El 5 de enero del 2012 cambió mi vida de mas de una manera, y entre todo eso que cambió, cambió para siempre mi perspectiva de los Milagros. Me es difícil pensar que Dios me concedió dos pequeños/grandes milagros para quitármelos antes de que pudiera verlos reír, correr y jugar.  Para mi Dios no se llevo a mis hijos,  si pensara así ya hubiese dejado de creer en El. De que los pudo haber salvado, no tengo ni la menor duda, pero hay algo que me impide verlo de manera tan cruel. Algo que me hace decidir no creer que El se los llevó. Se los llevó una horrible enfermedad contra la que la medicina no pudo.

Es común escuchar gente decirle a uno que si uno hubiera tenido mas fe, orado mas, creído mas, estado “mas cerca” de Dios: entonces talvez… como le sucedió a aquel conocido que si obtuvo su milagro… talvez…

Eso duele de una manera indescriptible.

Creo que humana y espiritualmente hice todo lo posible y aun mas para salvar a mis hijos. Aun así me quedé sin mis milagros. Aún con familiares y amigos que me apoyaron en oración durante meses.

No he dejado de creer en los milagros, como podría? Mis gemelos fueron dos de ellos! Tengo otro milagro al que he tenido a mi lado casi 16 años, y ese me recuerda todos los días de que a los otros dos solo los tuve conmigo durante 7 meses.

Es así. Es lo que es.

Conmigo o sin mi, Siguen. Siendo. Tres. Milagros.

Hoy me escribió mi hermano para que lo apoye en oración ya que hay una mamá donde el vive que acaba de tener gemelos y ella esta luchando por su vida. La ironía no se me escapa, ni el dolor tampoco. El correo me hace romper en llanto.

Lloro un poco por esa mamá, y un poco por esos bebes.

Lloro un poco por mis bebes, y un poco por mi maternidad interrumpida.

Lloro al recordar el milagro que no se me hizo, El Milagro que tanto pedí. Lloro al pensar que podría no hacérseles a ellos.

Cuanto quebranta todo el perder un hijo, nada te hace dudar mas de todo lo que creías o pensabas. Nada te cambia mas de adentro hacia afuera que vivir de la mano con tanto dolor veinticuatro horas al día, siete días a la semana.

Todos creen tener respuestas, explicación y consuelo para lo que no los tiene.

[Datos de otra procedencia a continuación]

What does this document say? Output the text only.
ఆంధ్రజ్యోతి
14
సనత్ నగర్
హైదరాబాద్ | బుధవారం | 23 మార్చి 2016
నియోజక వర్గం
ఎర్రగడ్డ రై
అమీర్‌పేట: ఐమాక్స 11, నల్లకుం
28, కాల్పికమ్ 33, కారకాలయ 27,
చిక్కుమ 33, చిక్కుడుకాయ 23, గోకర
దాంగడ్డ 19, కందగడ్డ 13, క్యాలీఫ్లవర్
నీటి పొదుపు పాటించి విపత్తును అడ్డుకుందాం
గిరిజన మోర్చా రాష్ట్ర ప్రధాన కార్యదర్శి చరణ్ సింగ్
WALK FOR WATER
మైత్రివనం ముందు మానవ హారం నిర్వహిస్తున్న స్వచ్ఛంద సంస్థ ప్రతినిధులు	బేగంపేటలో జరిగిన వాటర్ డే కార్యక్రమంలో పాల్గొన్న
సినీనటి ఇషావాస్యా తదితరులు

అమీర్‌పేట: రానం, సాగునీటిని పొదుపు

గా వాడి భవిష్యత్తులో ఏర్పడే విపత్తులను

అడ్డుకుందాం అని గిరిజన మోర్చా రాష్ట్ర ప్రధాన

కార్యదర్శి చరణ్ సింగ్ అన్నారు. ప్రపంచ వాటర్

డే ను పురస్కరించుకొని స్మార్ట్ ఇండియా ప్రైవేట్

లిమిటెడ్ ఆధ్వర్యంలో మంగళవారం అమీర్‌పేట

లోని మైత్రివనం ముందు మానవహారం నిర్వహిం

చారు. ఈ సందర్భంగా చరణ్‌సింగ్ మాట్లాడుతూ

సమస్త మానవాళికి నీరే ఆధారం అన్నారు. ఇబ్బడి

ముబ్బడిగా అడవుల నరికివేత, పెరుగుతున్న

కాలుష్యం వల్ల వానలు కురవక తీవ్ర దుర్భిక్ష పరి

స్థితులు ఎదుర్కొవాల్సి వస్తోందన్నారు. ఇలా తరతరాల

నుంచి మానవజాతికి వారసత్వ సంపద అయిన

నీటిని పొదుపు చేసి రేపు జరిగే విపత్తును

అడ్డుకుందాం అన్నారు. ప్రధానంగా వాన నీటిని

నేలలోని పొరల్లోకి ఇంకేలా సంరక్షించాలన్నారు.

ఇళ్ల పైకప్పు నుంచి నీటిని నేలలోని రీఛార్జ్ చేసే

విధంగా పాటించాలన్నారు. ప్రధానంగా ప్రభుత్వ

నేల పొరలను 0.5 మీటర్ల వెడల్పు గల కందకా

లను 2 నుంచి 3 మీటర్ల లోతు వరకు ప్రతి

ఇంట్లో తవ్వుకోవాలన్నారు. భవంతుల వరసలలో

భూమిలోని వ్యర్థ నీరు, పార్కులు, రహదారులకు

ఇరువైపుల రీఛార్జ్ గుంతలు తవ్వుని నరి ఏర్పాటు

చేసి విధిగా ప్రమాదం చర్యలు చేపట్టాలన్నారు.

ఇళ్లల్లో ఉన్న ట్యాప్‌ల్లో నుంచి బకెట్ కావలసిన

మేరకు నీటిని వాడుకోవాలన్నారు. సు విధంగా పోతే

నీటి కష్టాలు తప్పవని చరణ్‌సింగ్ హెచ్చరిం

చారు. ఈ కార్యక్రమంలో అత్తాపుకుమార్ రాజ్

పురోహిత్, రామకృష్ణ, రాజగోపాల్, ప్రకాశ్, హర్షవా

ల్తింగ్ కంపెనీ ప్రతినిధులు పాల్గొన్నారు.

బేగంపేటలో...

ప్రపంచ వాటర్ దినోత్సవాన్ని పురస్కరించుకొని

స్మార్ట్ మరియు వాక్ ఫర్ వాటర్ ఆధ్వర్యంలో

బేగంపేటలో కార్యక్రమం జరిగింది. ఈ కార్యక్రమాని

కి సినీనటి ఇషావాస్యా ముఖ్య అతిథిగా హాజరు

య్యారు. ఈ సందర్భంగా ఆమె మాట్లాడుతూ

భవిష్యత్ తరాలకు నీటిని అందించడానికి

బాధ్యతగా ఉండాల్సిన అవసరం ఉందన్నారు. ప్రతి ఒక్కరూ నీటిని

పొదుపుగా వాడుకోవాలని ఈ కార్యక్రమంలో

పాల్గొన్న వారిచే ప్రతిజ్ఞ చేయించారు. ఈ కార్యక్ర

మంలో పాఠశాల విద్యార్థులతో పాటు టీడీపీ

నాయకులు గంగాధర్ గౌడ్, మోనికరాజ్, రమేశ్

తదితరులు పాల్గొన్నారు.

Sería mejor escuchar nada, y sentarse en silencio con lo inentendible, lo inexplicable. Sacar a Dios de las explicaciones tan comunes que no hacen mas que volver a abrir la herida que no sana igual que otras heridas.

Dejar el dolor de lo inexplicable SER sin buscarle remedio o cura a lo que no lo tiene. 

¿Los milagros suceden? Si.

Y también a veces, es tan simple como que dolorosa e inexplicablemente, no suceden.